Siempre han estado aquí

Por Iris Mora

Durante estos días he leído toda clase de comentarios acerca de la película “Ya no estoy aquí”, pero el que más me hace eco, es el que evidencia el clasismo con el que se señala que “así no es Monterrey” y la falta de reflexión de un episodio social que la película trae de nuevo a colación y que nos cambió la vida a todas las personas en Nuevo León.

Cada escena me hizo revivir recuerdos de doce años atrás, cuando trabajaba como Promotora Social en zonas vulnerables del estado. Una de las principales actividades eran los talleres para chavos en situación de pandilla: jóvenes con patillas y copetes con un estilo muy peculiar, pañuelos en su frente, con los Dickies tumbados, playeras de tirantes, camisas de cuadros y escapularios en sus cuellos. Montones de jóvenes con un código de comunicación propio y cuya colectividad era nombrada de acuerdo con la personalidad de su agrupación — Los chiflados, Los solitos, Los tristes, Los dragones, entre otros — y que tenían que lidiar a diario y de forma personal con conflictos de territorialidad por la falta de espacios de formación y recreación en sus colonias.

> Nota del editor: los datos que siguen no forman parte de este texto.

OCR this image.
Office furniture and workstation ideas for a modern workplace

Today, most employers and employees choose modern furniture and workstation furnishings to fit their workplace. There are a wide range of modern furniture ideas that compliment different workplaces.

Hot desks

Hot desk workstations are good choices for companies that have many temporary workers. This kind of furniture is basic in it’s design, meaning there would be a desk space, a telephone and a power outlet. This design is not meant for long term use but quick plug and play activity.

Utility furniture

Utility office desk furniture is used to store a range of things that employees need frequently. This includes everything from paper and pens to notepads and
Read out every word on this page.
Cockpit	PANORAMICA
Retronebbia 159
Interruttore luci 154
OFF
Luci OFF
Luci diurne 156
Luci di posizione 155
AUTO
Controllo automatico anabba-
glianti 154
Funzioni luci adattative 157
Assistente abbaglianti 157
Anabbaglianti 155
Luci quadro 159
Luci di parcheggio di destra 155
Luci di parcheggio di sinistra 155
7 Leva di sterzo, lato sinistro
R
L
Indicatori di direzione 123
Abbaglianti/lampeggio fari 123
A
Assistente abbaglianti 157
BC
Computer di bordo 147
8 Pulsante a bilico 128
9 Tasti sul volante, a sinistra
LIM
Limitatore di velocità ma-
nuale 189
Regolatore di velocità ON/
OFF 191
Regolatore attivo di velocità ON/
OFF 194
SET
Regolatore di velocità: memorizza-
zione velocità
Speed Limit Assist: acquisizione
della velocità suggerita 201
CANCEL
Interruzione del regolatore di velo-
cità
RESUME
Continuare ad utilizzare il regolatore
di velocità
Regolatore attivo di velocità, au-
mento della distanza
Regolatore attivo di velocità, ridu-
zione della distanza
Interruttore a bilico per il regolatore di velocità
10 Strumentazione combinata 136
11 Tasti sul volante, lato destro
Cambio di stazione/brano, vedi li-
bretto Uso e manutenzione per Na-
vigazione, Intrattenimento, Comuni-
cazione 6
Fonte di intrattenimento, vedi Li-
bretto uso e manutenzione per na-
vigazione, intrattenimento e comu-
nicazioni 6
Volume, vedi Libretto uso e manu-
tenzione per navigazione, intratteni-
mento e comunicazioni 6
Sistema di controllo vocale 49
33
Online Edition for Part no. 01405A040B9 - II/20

Durante el año 2010 el gobierno dio la noticia del lanzamiento de una ley antipandillas, lo que provocó la criminalización anticipada de los jóvenes que se agrupaban junto a otros para socializar, logrando que la misma sociedad terminara por marginarlos. Llegando el 2011 recrudeció la violencia en Nuevo León por la guerra de plazas y lamentablemente los más afectados fueron esos mismos chavos de todos los municipios quienes eran reclutados por el crimen organizado. Eran la presa perfecta puesto que se les ofrecía lo que nunca se había tenido y donde hasta este momento las políticas públicas habían y han fallado: atención, identidad, pertenencia, inclusión.

Todos los señalamientos de que los jóvenes “cholos” o “colombianos” no forman parte de nuestra cultura, que son quienes roban o asaltan, que son “nacos”, seguramente provienen de las mismas personas que entonces cerraron los ojos y no quisieron ver que vivimos de forma comunitaria, que lo que les afecta a unos nos afecta a todos, y que estamos envueltos en una diversidad donde ni la ropa, ni la imagen determinan tu calidad de persona.

Quizá, entonces, el simple hecho de no reflexionar sobre los sucesos, nos hizo dejar a nuestros jóvenes en merced de quienes les ofrecieron un poco para arrebatarles todo.

Jóvenes a quienes veía llegar al Comunitario con un “buenos días”, que paraban sus rencillas entre piedras porque iba a pasar la maestra, que me ayudaban a subir el cerro embarazada o me acompañaban cargando a mi primer hijo y la pañalera hasta el camión, que estaban dispuestos a convivir entre rivales, a acudir a talleres de sexualidad y masculinidad ante la oportunidad de transformar algo.

Jóvenes que eran mucho más que su ropa, con quienes conocí los códigos de lealtad más fuertes ante sus pares, el orgullo de una identidad muy arraigada, el que una cara dura muchas veces puede ocultar el alma más inocente.
Talentosos en la música, los deportes o la pintura mural, jóvenes a quienes sólo les hace falta una oportunidad.

Voltear a verlos es redimir a aquellos que ya no están con nosotros y cuyas realidades e historias de vida ignoramos, y que tristemente sin derecho se siguen juzgando.

Y no sólo a ellos, los que nos recuerda la película, sino a todos aquellos que perdimos en nuestros círculos de amigos, en nuestras colonias y en nuestras familias.

Sobre la autora: Artista visual de carrera, profesional del campo social desde hace 16 años. Madre de 3 varones, amo el trabajo en comunidad, me acompaña la música durante el camino y la escritura al recoger mi día.